Dictators of the world, rejoice: If Ted Cruz is president, he won’t be coming after you.
In the Cruz administration, the United States would work with dictators when fighting Islamic extremism, even at the expense of the higher goal of promoting democracy around the world, the Texas Republican said in a landmark national security speech.
Cruz’s positions are also a substantial change from the neoconservative foreign policy views that have dominated the Republican Party since 9/11 and remain a substantial force in the GOP. It’s also a departure from a mainstream consensus among leading national security thinkers in both parties: For many years it has been the policy of the United States to depose dictators wherever possible.
Now, Cruz is hoping to bring America back to an era of realpolitik, where stability is prized over liberation—for whatever its merits, it puts Cruz in the same lane of foreign policy thinking as Vladimir Putin or Donald Trump or Bernie Sanders.
“We will not win by replacing dictators, as unpleasant as they may be, with terrorists who want to kill us… we are not abandoning freedom, we are doing what we must to protect it, because the true threat to the spread of liberty is the radical Islamism that is every bit as oppressive as Soviet communism,” Cruz said Thursday at the Heritage Foundation, a conservative think tank.
Cruz pre-emptively parried criticism from those factions in the Republican Party by citing Reagan, as he has so often during this presidential campaign. The senator drew particular attention to an article called “Dictators and Double Standards,” by Jeane Kirkpatrick, who served as a top foreign policy adviser to Reagan and later served as the U.S. ambassador to the United Nations.
Kirkpatrick was a “remarkable intellect and diplomat” who believed that should not democratize governments, anytime, anywhere, under any circumstances, Cruz said.
Reagan understood that “established liberal democracies were not the only valuable allies for America. They are rather the best ones, and are to prioritized, celebrated and fiercely protected. But if we refuse to work with countries that do not meet our democratic standards… we risk fundamentally undermining [our] goals and so too our national security,” Cruz said.

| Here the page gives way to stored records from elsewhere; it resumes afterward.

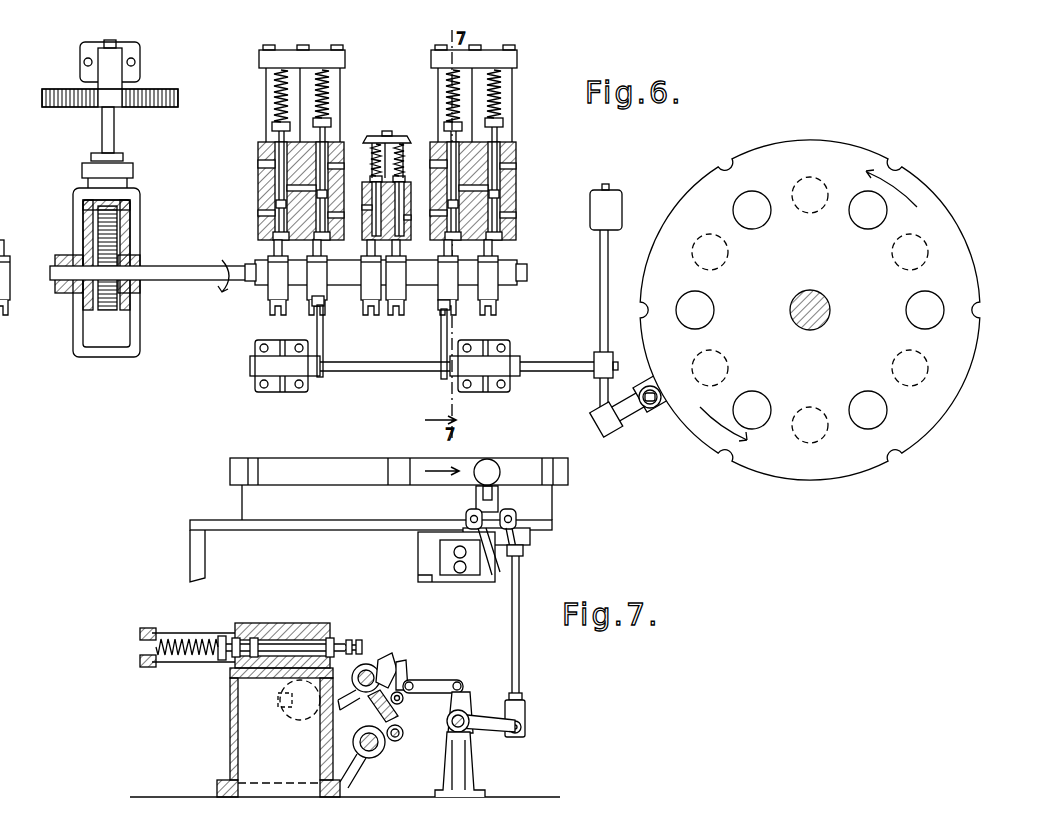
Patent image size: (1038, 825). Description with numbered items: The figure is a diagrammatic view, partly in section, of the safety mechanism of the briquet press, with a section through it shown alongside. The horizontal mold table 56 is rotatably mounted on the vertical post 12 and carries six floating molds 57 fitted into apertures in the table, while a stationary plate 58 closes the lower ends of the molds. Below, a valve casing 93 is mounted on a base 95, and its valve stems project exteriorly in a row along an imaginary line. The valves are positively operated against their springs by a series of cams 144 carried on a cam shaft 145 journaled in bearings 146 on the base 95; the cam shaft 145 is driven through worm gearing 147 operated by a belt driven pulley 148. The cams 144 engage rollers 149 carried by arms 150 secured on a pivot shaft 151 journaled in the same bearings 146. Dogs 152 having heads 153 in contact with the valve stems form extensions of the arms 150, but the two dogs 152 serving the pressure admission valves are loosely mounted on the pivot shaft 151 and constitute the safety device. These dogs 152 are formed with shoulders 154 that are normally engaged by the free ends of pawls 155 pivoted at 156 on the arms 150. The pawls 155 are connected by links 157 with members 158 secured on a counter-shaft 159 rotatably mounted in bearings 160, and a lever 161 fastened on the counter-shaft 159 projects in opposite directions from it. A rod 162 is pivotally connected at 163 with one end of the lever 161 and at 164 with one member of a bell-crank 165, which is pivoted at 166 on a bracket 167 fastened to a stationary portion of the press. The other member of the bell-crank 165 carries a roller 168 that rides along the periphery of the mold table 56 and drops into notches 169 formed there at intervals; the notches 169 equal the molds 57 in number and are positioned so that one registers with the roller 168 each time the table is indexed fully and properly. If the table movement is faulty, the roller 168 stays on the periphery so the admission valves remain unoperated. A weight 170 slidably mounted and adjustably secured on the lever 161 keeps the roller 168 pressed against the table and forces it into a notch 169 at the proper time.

In FIG. 6, the vertical post 12 is at (822, 311).
In FIG. 6, the mold table 56 is at (944, 412).
In FIG. 7, the mold table 56 is at (569, 474).
In FIG. 6, the molds 57 is at (861, 220).
In FIG. 7, the stationary plate 58 is at (553, 527).
In FIG. 6, the valve casing 93 is at (517, 191).
In FIG. 7, the valve casing 93 is at (300, 624).
In FIG. 7, the base 95 is at (230, 722).
In FIG. 7, the cams 144 is at (383, 752).
In FIG. 6, the cam shaft 145 is at (165, 279).
In FIG. 7, the cam shaft 145 is at (369, 752).
In FIG. 7, the bearings 146 is at (357, 775).
In FIG. 6, the worm gearing 147 is at (113, 240).
In FIG. 6, the belt driven pulley 148 is at (143, 106).
In FIG. 7, the rollers 149 is at (401, 738).
In FIG. 6, the arms 150 is at (323, 290).
In FIG. 7, the arms 150 is at (395, 712).
In FIG. 7, the pivot shaft 151 is at (348, 703).
In FIG. 6, the dogs 152 is at (317, 272).
In FIG. 7, the dogs 152 is at (377, 664).
In FIG. 6, the heads 153 is at (440, 283).
In FIG. 7, the heads 153 is at (365, 662).
In FIG. 7, the shoulders 154 is at (388, 660).
In FIG. 6, the pawls 155 is at (313, 308).
In FIG. 7, the pawls 155 is at (405, 674).
In FIG. 7, the pivot 156 is at (404, 698).
In FIG. 6, the links 157 is at (323, 338).
In FIG. 7, the links 157 is at (433, 684).
In FIG. 7, the members 158 is at (466, 705).
In FIG. 6, the counter-shaft 159 is at (533, 366).
In FIG. 7, the counter-shaft 159 is at (465, 729).
In FIG. 7, the bearings 160 is at (476, 777).
In FIG. 6, the lever 161 is at (600, 306).
In FIG. 7, the lever 161 is at (486, 722).
In FIG. 7, the rod 162 is at (512, 637).
In FIG. 7, the pivot 163 is at (522, 728).
In FIG. 7, the pivot 164 is at (506, 560).
In FIG. 6, the bell-crank 165 is at (626, 416).
In FIG. 7, the bell-crank 165 is at (499, 502).
In FIG. 7, the pivot 166 is at (468, 518).
In FIG. 7, the bracket 167 is at (468, 529).
In FIG. 6, the roller 168 is at (659, 410).
In FIG. 7, the roller 168 is at (490, 462).
In FIG. 6, the notches 169 is at (727, 166).
In FIG. 7, the notches 169 is at (256, 460).
In FIG. 6, the weight 170 is at (606, 207).
In FIG. 7, the weight 170 is at (294, 715).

If Ted Cruz is chosen as the nominee for the Republican Party, it will be a departure from the previous decade of a Republican foreign policy consensus. He dismissed the threat of the “occasional dime-store dictator” as paling in comparison to the current threat from Islamic extremism, and said that democracy promotion was merely “a highly desirable ideal,” rather than a prime directive.

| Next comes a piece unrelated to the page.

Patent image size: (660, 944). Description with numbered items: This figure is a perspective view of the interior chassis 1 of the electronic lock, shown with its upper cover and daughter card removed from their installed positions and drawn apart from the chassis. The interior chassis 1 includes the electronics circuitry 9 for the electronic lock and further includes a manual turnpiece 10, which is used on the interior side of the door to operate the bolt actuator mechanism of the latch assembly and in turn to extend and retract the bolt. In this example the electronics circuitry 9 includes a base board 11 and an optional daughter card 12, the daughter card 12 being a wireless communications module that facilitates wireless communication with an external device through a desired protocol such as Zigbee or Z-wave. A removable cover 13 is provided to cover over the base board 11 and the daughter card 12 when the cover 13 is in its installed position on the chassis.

“Would it be nice if the progress of liberal democracy was an inevitable linear evolution in human affairs? And that freedom, once achieved, would be a permanent state of affairs? Indeed it would, but even a cursory glance of the history of human democracy… reveals this is far from the case,” Cruz argued.
One of Cruz's core examples was that of the 2011 NATO intervention in Libya, which both Clinton and Rubio supported. The effort to oust dictator Muammar Gaddafi was a “disaster,” Cruz said, because once he was ousted he was replaced by a failed state in which the actors were even more hostile to American interests.
Cruz has hinted at his worldview before. On the issue of Syria, where a civil war has killed close to a quarter-million people and displaced millions more, Cruz has argued intervention could lead to even worse consequences. And so he did again Thursday.
Assad “is a bad guy, who has been an ally to and at times a puppet of Iran and an enemy to the United States and Israel… [but] for as bad as Assad was and is, radical jihadis controlling Syria would be a significant turn for the worse. Nothing that has happened in the past two and a half years has given me any more confidence that intervention in the Syrian civil war is in America's interest,” Cruz said.
Ultimately, Cruz is positioning himself as a distinct voice among both parties—by arguing that foreign intervention for the purposes of boosting democracies has been a flawed approach.
“In order to preserve and strengthen the United States, we cannot treat democracy promotion as an absolute directive, but rather as a highly desirable ideal, one that can be reached most effectively through the promotion of the security and interest of the United States,” Cruz said.